Os pesquisadores queriam ver o que esses peixes grandes faziam quando ninguém estava olhando. “Podemos finalmente responder à pergunta: ‘O que os tubarões-baleia fazem quando ninguém está olhando?’ Preencher estas lacunas de investigação é essencial para que possamos ajudar estes magníficos, mas ameaçados, animais que se alimentam de filtros, observaram os investigadores. Junto com as filmagens, eles revisaram mais de 100 publicações científicas detalhando o comportamento dos tubarões-baleia. Os cientistas catalogaram 36 estratégias de alimentação diferentes, que vão desde o deslizamento lento e energeticamente eficiente, com a boca aberta perto do fundo do mar, até à perseguição agressiva de densos cardumes de krill na superfície.Os investigadores revelaram: “Descobrimos que os tubarões-baleia utilizam uma mistura de comportamentos alimentares na coluna de água e ao longo do fundo do mar no nosso local de estudo até uma profundidade de 70 metros. Estudos anteriores sugeriram que os tubarões-baleia se alimentam principalmente na superfície; no entanto, novas descobertas desafiam essa suposição.

Lanches de ‘baixo esforço’

Os pesquisadores observaram uma série de comportamentos alimentares. Os tubarões-baleia não caçavam continuamente. Em vez disso, eles passaram a maior parte do tempo realizando comportamentos alimentares de baixo esforço, como afundar na praia com a boca aberta (alimentação deslizante lenta).
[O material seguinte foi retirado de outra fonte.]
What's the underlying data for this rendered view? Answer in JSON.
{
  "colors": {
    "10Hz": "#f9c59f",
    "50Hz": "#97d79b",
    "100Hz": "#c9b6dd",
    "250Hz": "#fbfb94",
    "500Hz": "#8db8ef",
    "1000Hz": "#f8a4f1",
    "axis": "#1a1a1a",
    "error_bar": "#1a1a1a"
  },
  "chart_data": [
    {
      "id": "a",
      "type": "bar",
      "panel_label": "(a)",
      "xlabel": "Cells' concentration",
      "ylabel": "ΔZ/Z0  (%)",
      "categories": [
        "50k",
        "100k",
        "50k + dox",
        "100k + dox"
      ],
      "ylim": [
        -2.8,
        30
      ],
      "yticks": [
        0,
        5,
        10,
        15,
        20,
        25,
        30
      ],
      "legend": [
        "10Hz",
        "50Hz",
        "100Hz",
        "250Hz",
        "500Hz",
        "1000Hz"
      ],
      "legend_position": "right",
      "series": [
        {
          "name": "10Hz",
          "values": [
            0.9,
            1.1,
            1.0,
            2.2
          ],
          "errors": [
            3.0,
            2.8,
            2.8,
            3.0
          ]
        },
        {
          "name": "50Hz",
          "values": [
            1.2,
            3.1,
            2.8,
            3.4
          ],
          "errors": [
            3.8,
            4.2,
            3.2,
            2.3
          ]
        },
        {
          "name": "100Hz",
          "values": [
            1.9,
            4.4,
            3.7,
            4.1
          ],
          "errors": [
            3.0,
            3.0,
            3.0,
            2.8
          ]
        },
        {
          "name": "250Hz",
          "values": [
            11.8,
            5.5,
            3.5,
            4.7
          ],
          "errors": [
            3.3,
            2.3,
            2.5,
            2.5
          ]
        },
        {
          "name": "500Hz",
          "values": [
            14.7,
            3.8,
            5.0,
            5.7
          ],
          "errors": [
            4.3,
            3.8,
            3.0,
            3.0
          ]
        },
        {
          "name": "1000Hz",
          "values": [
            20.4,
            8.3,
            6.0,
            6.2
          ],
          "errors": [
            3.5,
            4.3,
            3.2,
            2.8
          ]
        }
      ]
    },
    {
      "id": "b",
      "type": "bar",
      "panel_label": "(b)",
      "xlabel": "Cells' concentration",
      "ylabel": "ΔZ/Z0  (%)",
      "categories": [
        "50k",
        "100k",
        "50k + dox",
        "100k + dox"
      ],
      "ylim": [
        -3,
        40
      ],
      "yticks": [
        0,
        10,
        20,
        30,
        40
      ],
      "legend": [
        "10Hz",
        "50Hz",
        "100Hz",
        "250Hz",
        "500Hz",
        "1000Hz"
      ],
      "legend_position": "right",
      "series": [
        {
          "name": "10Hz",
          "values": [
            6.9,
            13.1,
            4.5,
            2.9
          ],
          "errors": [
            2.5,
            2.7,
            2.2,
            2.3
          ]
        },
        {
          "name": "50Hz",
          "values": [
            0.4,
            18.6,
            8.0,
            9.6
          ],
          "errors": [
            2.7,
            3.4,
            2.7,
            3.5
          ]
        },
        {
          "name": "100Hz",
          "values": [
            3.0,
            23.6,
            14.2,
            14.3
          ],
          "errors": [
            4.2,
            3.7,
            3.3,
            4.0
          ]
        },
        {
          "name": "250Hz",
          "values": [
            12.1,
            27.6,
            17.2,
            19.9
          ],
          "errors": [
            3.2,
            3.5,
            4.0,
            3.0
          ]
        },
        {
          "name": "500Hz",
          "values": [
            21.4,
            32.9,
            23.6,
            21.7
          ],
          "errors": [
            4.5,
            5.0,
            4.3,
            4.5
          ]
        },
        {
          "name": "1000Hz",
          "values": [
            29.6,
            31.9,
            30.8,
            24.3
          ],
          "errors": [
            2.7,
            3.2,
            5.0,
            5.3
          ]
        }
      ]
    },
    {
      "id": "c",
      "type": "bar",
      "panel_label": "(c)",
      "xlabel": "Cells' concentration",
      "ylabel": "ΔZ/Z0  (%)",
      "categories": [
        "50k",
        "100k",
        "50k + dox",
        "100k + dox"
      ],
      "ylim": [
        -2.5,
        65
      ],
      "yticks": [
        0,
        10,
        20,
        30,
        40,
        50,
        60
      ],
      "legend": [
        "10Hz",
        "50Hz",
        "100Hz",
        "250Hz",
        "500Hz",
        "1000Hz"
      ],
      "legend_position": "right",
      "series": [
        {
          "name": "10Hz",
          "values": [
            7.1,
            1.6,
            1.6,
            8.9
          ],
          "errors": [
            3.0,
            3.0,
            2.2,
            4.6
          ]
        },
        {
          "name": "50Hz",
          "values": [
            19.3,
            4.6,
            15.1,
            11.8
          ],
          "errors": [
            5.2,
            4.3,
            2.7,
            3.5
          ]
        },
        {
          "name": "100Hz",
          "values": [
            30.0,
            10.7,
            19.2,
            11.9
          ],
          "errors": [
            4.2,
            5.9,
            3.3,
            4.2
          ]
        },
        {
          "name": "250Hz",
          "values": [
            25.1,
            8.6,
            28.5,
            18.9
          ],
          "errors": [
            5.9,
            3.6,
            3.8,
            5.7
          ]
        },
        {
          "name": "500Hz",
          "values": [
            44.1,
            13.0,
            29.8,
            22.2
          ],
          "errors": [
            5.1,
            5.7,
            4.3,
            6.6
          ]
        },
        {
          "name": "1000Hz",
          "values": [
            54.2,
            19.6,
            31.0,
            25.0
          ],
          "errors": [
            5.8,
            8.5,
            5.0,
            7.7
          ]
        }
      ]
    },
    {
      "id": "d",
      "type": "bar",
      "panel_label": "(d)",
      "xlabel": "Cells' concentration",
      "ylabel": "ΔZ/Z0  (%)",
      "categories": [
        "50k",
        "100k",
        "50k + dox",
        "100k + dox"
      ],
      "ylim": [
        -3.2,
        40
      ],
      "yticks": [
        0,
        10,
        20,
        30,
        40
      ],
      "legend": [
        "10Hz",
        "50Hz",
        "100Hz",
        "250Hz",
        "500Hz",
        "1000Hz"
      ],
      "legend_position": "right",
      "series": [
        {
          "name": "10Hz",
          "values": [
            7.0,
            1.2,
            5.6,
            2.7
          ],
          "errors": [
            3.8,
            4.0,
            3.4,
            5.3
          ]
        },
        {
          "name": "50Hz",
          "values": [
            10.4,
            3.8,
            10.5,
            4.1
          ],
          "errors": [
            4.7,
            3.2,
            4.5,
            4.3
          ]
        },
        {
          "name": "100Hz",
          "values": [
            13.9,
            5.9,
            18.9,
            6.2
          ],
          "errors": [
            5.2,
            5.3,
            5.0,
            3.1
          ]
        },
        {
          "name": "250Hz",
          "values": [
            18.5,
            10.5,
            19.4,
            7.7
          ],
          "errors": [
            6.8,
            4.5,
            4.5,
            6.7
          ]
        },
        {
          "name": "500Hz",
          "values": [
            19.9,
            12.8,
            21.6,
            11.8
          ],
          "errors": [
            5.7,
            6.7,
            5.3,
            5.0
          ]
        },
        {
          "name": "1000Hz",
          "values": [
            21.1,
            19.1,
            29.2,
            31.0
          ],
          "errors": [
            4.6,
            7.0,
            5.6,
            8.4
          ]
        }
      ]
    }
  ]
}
Eles também praticavam natação vigorosa atrás de cardumes de krill, sua presa preferida na superfície (alimentação ativa na superfície quando a comida era abundante).Os pesquisadores observaram que os tubarões-baleia passam a maior parte do tempo realizando seis comportamentos alimentares de baixo esforço. Isto significa que pastam essencialmente em áreas onde os alimentos são escassos. Funciona como um lanche na despensa enquanto decide o que cozinhar para o jantar. Eles acenam com a cabeça na maioria das vezes e mudam para um modo de caça agressivo quando encontram presas de alta densidade.“Também descobrimos que os tubarões-baleia têm uma variedade muito maior de estratégias de alimentação do que outras megafaunas que se alimentam por filtração, como os tubarões-frade e as baleias. Isto pode ajudar a explicar como conseguem prosperar em águas tropicais onde as presas são limitadas e pobres”, disseram os investigadores.O estudo limitou-se a um local de cada vez: tubarões-baleia juvenis reuniram-se perto da costa no recife de Ningaloo, na Austrália Ocidental. “Se os investigadores conseguirem anexar mais câmaras aos tubarões-baleia em locais de agregação em todo o mundo, esperamos descobrir novas informações e continuar a expandir a nossa compreensão desta espécie icónica”, acrescentaram. Os pesquisadores estão entusiasmados por estarem começando a compreender a vida secreta do maior peixe da Terra. “E pelo que vimos, eles são o melhor lanche do oceano.”